Horace Mann, Educator
The day when Ethiopia manages to formulate consistent and lasting
policies is when our many problems will start to evaporate like
morning mist. Our country, throughout its history, has never been
overly blessed with the steady guidance of enduring structures or
for that matter, farsighted lawmakers.
A prime example of the above categorization is the current sorry
state of affairs in higher education, which is posing the danger
of the creation of parallel education systems in Ethiopia.
It is an undeniable fact that the EPDRF led government has done
better than expected in many sectors of economic, social and political
life. The phenomenal expansion of the national road network, the
development in telecommunication and the rapid rise of foreign trade,
these and other achievements are to be commended. Unfortunately,
(there is always a 'but'…after such high praise) it's a big
but (pun unintended) because the system of education, the very pillar
that can sustain the recorded economic growth, is chronically sick
after ailing for the last 30 plus years. The EPDRF's educational
policy has simply treated the invalid with only superficial bandages
such as allowing near complete de-regulation of higher education.
Today, private college 'graduates', their financially suffering
parents, educators, investors and yes, the government itself, feel
undone by a system that has gone hay-wire.
There are approximately 60 privately owned institutions of so called
higher education in Ethiopia - all boasting various levels of accreditation
by the Ministry of Education. These colleges graduate thousands
more students than government institutions and have raised the national
college intake several fold. However, the graduates face dwindling
opportunities for employment as both the private sector and state
enterprise hesitate to employ them.
Sad as it is that state employers would rather not hire graduates
of institutions that have been accredited by the state itself, this
hesitancy to employ applicants trained in private colleges has finally
exposed the massive incompetence (long a part of conventional wisdom)
of the majority of private colleges.
The private press, including this publication, have exhaustively
reported and devoted numerous editorials about the reckless and
quasi-unregulated proliferation of private institutions of higher
learning, a situation endlessly promoted by the state as a sign
of the nation's liberalization and the expansion of education.

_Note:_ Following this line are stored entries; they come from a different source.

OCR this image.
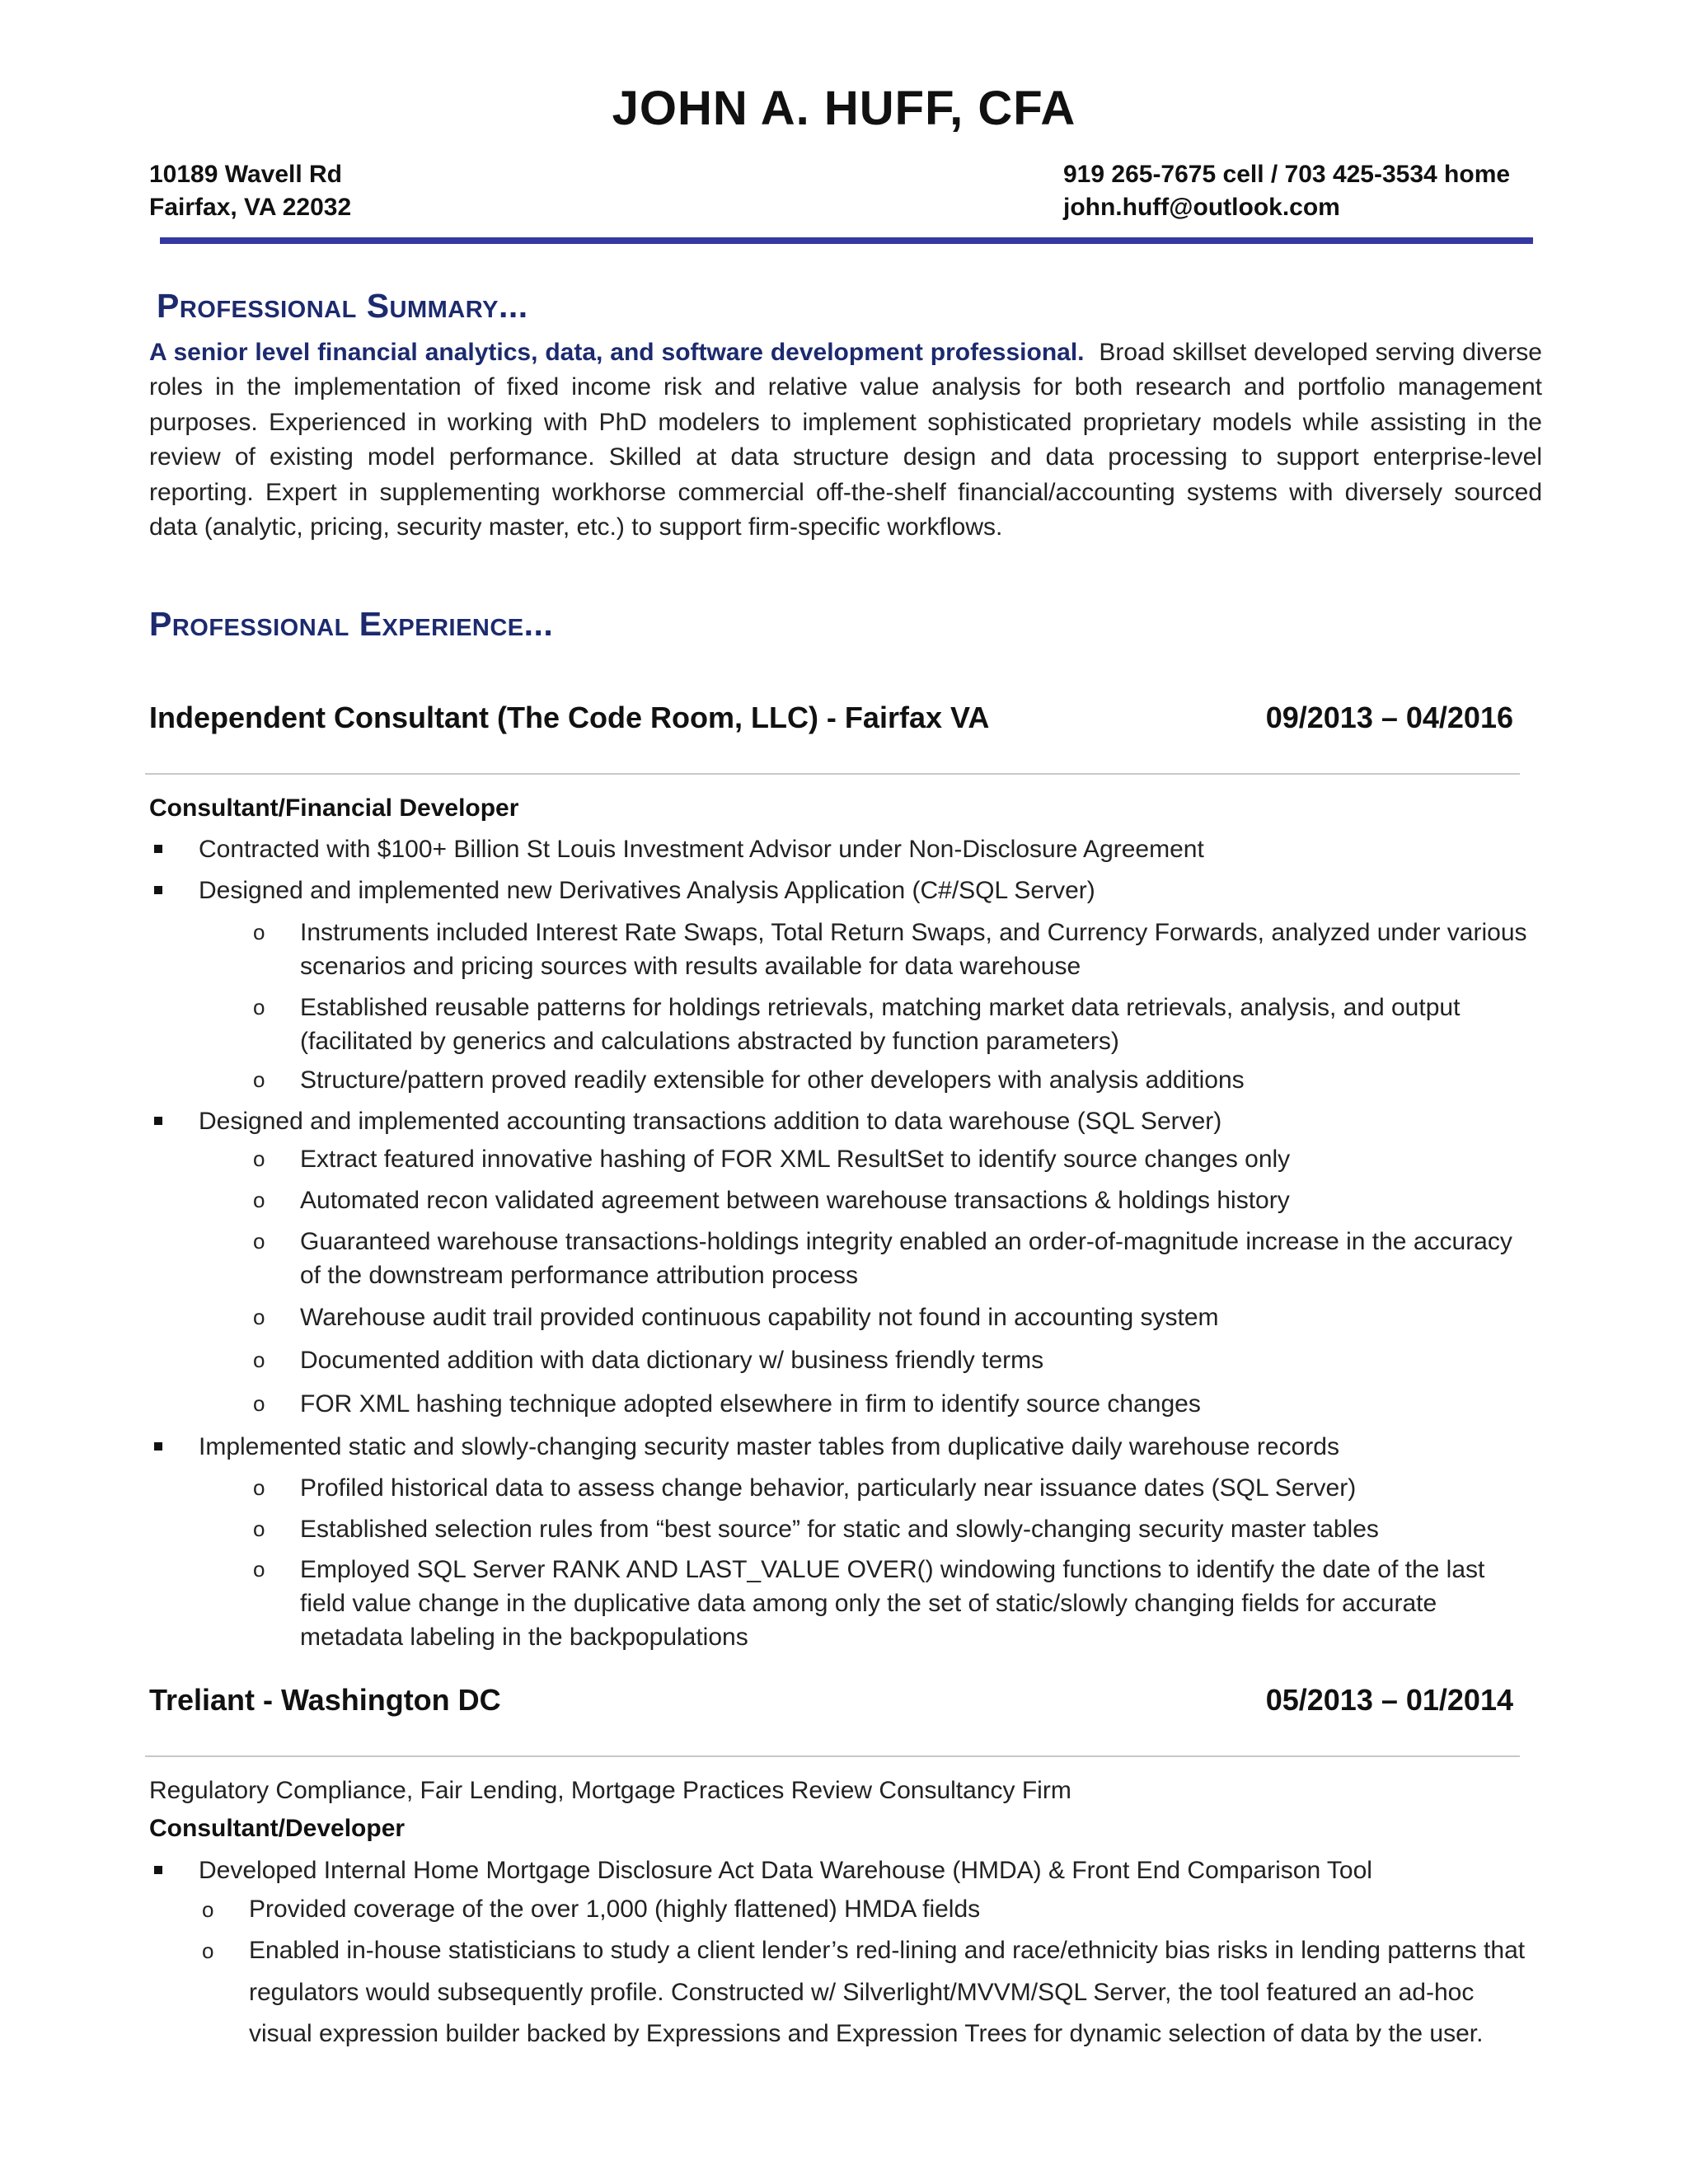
JOHN A. HUFF, CFA
10189 Wavell Rd
Fairfax, VA 22032
919 265-7675 cell / 703 425-3534 home
john.huff@outlook.com
Professional Summary...
A senior level financial analytics, data, and software development professional. Broad skillset developed serving diverse roles in the implementation of fixed income risk and relative value analysis for both research and portfolio management purposes. Experienced in working with PhD modelers to implement sophisticated proprietary models while assisting in the review of existing model performance. Skilled at data structure design and data processing to support enterprise-level reporting. Expert in supplementing workhorse commercial off-the-shelf financial/accounting systems with diversely sourced data (analytic, pricing, security master, etc.) to support firm-specific workflows.
Professional Experience...
Independent Consultant (The Code Room, LLC) - Fairfax VA	09/2013 – 04/2016
Consultant/Financial Developer
Contracted with $100+ Billion St Louis Investment Advisor under Non-Disclosure Agreement
Designed and implemented new Derivatives Analysis Application (C#/SQL Server)
o Instruments included Interest Rate Swaps, Total Return Swaps, and Currency Forwards, analyzed under various scenarios and pricing sources with results available for data warehouse
o Established reusable patterns for holdings retrievals, matching market data retrievals, analysis, and output (facilitated by generics and calculations abstracted by function parameters)
o Structure/pattern proved readily extensible for other developers with analysis additions
Designed and implemented accounting transactions addition to data warehouse (SQL Server)
o Extract featured innovative hashing of FOR XML ResultSet to identify source changes only
o Automated recon validated agreement between warehouse transactions & holdings history
o Guaranteed warehouse transactions-holdings integrity enabled an order-of-magnitude increase in the accuracy of the downstream performance attribution process
o Warehouse audit trail provided continuous capability not found in accounting system
o Documented addition with data dictionary w/ business friendly terms
o FOR XML hashing technique adopted elsewhere in firm to identify source changes
Implemented static and slowly-changing security master tables from duplicative daily warehouse records
o Profiled historical data to assess change behavior, particularly near issuance dates (SQL Server)
o Established selection rules from “best source” for static and slowly-changing security master tables
o Employed SQL Server RANK AND LAST_VALUE OVER() windowing functions to identify the date of the last field value change in the duplicative data among only the set of static/slowly changing fields for accurate metadata labeling in the backpopulations
Treliant - Washington DC	05/2013 – 01/2014
Regulatory Compliance, Fair Lending, Mortgage Practices Review Consultancy Firm
Consultant/Developer
Developed Internal Home Mortgage Disclosure Act Data Warehouse (HMDA) & Front End Comparison Tool
o Provided coverage of the over 1,000 (highly flattened) HMDA fields
o Enabled in-house statisticians to study a client lender’s red-lining and race/ethnicity bias risks in lending patterns that regulators would subsequently profile. Constructed w/ Silverlight/MVVM/SQL Server, the tool featured an ad-hoc visual expression builder backed by Expressions and Expression Trees for dynamic selection of data by the user.
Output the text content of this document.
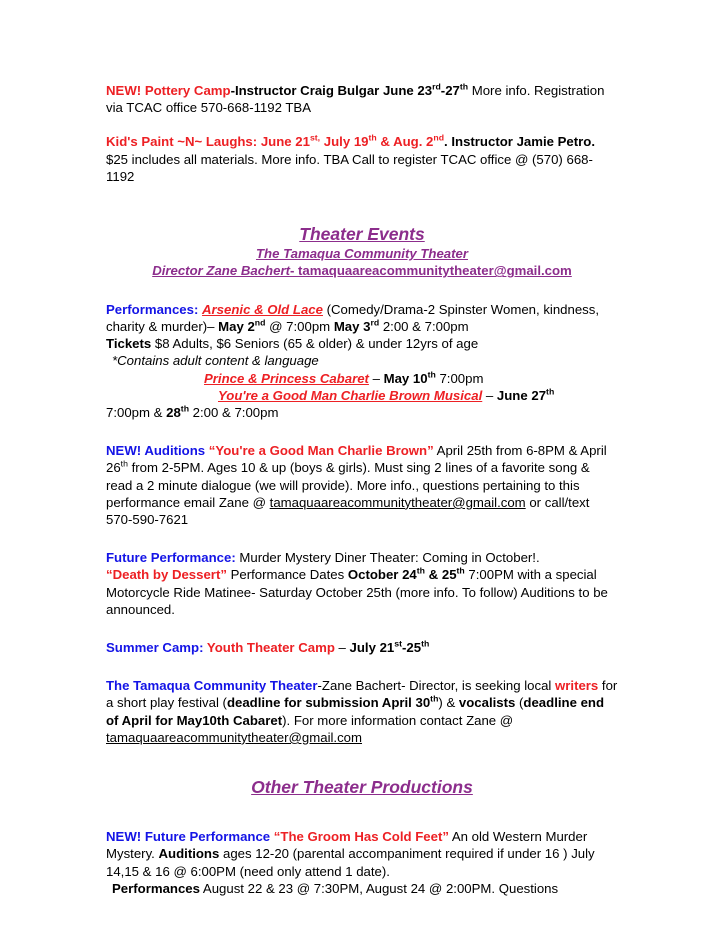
NEW! Pottery Camp-Instructor Craig Bulgar June 23rd-27th More info. Registration via TCAC office 570-668-1192 TBA

Kid's Paint ~N~ Laughs: June $21^{st,}$ July 19th & Aug. 2nd. Instructor Jamie Petro. $25 includes all materials. More info. TBA Call to register TCAC office @ (570) 668-1192

Theater Events

The Tamaqua Community Theater

Director Zane Bachert- tamaquaareacommunitytheater@gmail.com

Performances: Arsenic & Old Lace (Comedy/Drama-2 Spinster Women, kindness, charity & murder)– May 2nd @ 7:00pm May 3rd 2:00 & 7:00pm

Tickets $8 Adults, $6 Seniors (65 & older) & under 12yrs of age

*Contains adult content & language

Prince & Princess Cabaret – May 10th 7:00pm

You're a Good Man Charlie Brown Musical – June 27th

7:00pm & 28th 2:00 & 7:00pm

NEW! Auditions “You're a Good Man Charlie Brown” April 25th from 6-8PM & April 26th from 2-5PM. Ages 10 & up (boys & girls). Must sing 2 lines of a favorite song & read a 2 minute dialogue (we will provide). More info., questions pertaining to this performance email Zane @ tamaquaareacommunitytheater@gmail.com or call/text 570-590-7621

Future Performance: Murder Mystery Diner Theater: Coming in October!.

“Death by Dessert” Performance Dates October 24th & 25th 7:00PM with a special Motorcycle Ride Matinee- Saturday October 25th (more info. To follow) Auditions to be announced.

Summer Camp: Youth Theater Camp – July 21st-25th

The Tamaqua Community Theater-Zane Bachert- Director, is seeking local writers for a short play festival (deadline for submission April 30th) & vocalists (deadline end of April for May10th Cabaret). For more information contact Zane @ tamaquaareacommunitytheater@gmail.com

Other Theater Productions

NEW! Future Performance “The Groom Has Cold Feet” An old Western Murder Mystery. Auditions ages 12-20 (parental accompaniment required if under 16 ) July 14,15 & 16 @ 6:00PM (need only attend 1 date).

Performances August 22 & 23 @ 7:30PM, August 24 @ 2:00PM. Questions
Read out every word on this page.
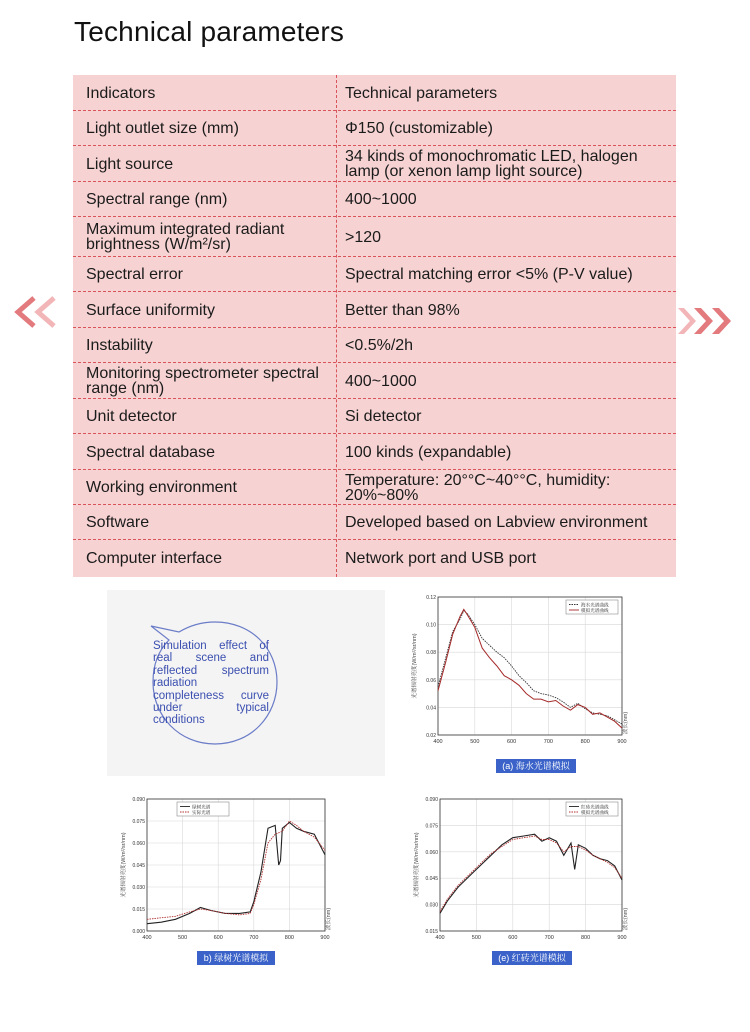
Technical parameters
Indicators	Technical parameters
Light outlet size (mm)	Φ150 (customizable)
Light source	34 kinds of monochromatic LED, halogen lamp (or xenon lamp light source)
Spectral range (nm)	400~1000
Maximum integrated radiant brightness (W/m²/sr)	>120
Spectral error	Spectral matching error <5% (P-V value)
Surface uniformity	Better than 98%
Instability	<0.5%/2h
Monitoring spectrometer spectral range (nm)	400~1000
Unit detector	Si detector
Spectral database	100 kinds (expandable)
Working environment	Temperature: 20°°C~40°°C, humidity: 20%~80%
Software	Developed based on Labview environment
Computer interface	Network port and USB port
Simulation effect of real scene and reflected spectrum radiation completeness curve under typical conditions
400	500	600	700	800	900
0.02
0.04
0.06
0.08
0.10
0.12
光谱辐射亮度(W/m²/sr/nm)
波长(nm)
海水光谱曲线
模拟光谱曲线
(a) 海水光谱模拟
400	500	600	700	800	900
0.000
0.015
0.030
0.045
0.060
0.075
0.090
光谱辐射亮度(W/m²/sr/nm)
波长(nm)
绿树光谱
实际光谱
b) 绿树光谱模拟
400	500	600	700	800	900
0.015
0.030
0.045
0.060
0.075
0.090
光谱辐射亮度(W/m²/sr/nm)
波长(nm)
红砖光谱曲线
模拟光谱曲线
(e) 红砖光谱模拟
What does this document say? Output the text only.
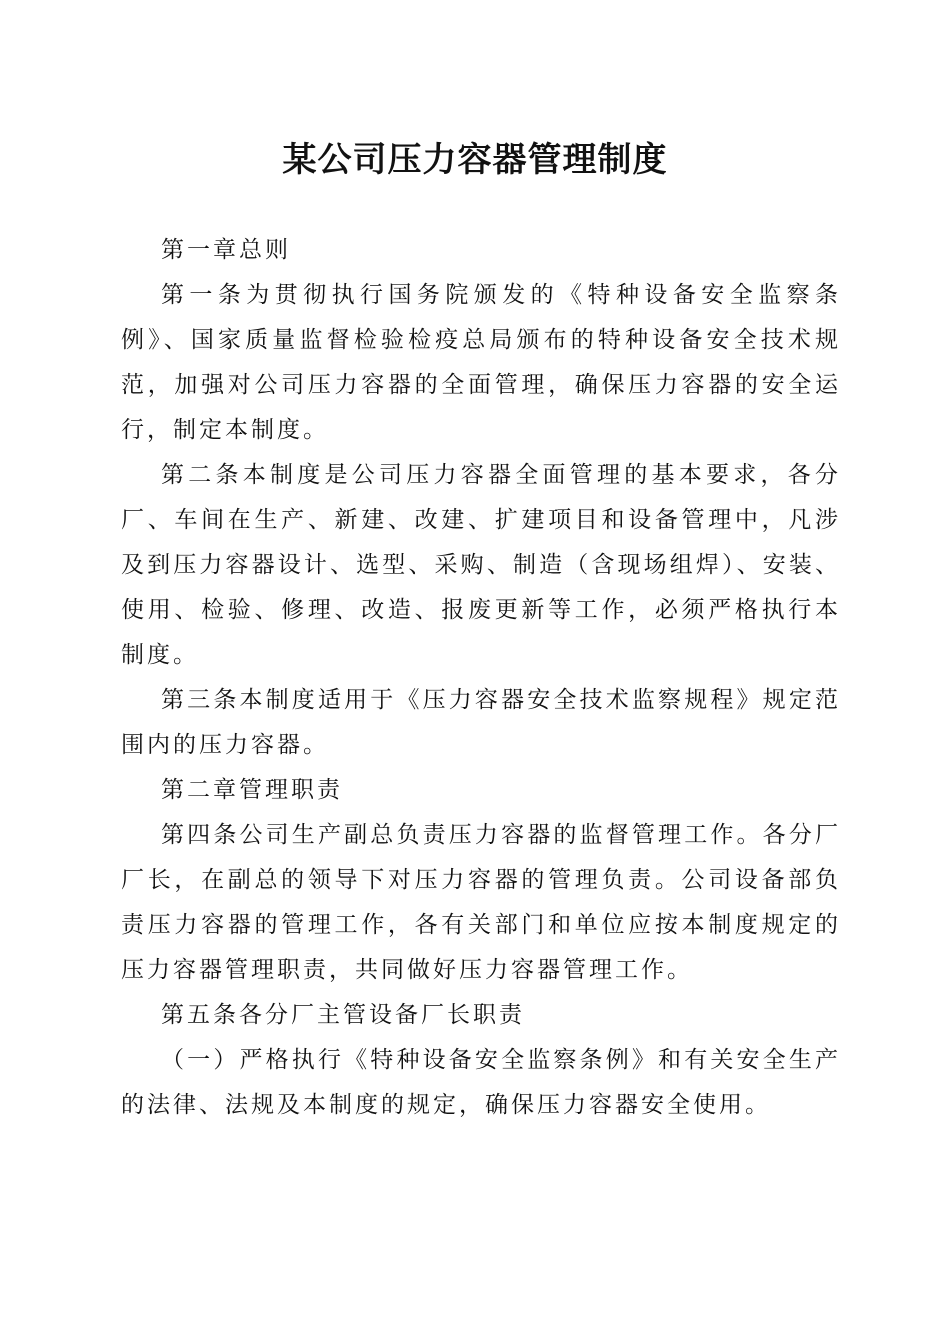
某公司压力容器管理制度

第一章总则

第一条为贯彻执行国务院颁发的《特种设备安全监察条例》、国家质量监督检验检疫总局颁布的特种设备安全技术规范，加强对公司压力容器的全面管理，确保压力容器的安全运行，制定本制度。

第二条本制度是公司压力容器全面管理的基本要求，各分厂、车间在生产、新建、改建、扩建项目和设备管理中，凡涉及到压力容器设计、选型、采购、制造（含现场组焊）、安装、使用、检验、修理、改造、报废更新等工作，必须严格执行本制度。

第三条本制度适用于《压力容器安全技术监察规程》规定范围内的压力容器。

第二章管理职责

第四条公司生产副总负责压力容器的监督管理工作。各分厂厂长，在副总的领导下对压力容器的管理负责。公司设备部负责压力容器的管理工作，各有关部门和单位应按本制度规定的压力容器管理职责，共同做好压力容器管理工作。

第五条各分厂主管设备厂长职责

（一）严格执行《特种设备安全监察条例》和有关安全生产的法律、法规及本制度的规定，确保压力容器安全使用。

The
fact is however, that the quantitative approach to education is
failing miserably. The onus rests on the policy formulating authorities,
educators and the business oriented so called investors in the education
sector, to clean up the mess.
Perhaps, as a stop-gap measure; students, parents, employers and
the nation at large can benefit if the state publishes a list of
approved private colleges as surely, they cannot all be tarnished
with the same brush.
Additionally, those that have adjustable shortcomings should be
given strict guidelines and a set deadline to clean up their act
or face closure. Those that are beyond repair should shutter their
gates as soon as possible.
In the final analysis, the controversy of whether private colleges
graduate employable citizens or not is not in itself a bad thing.
It may be that a very welcome process of 'survival of the fittest'
has arrived when solid quality will triumph over hollow quantity.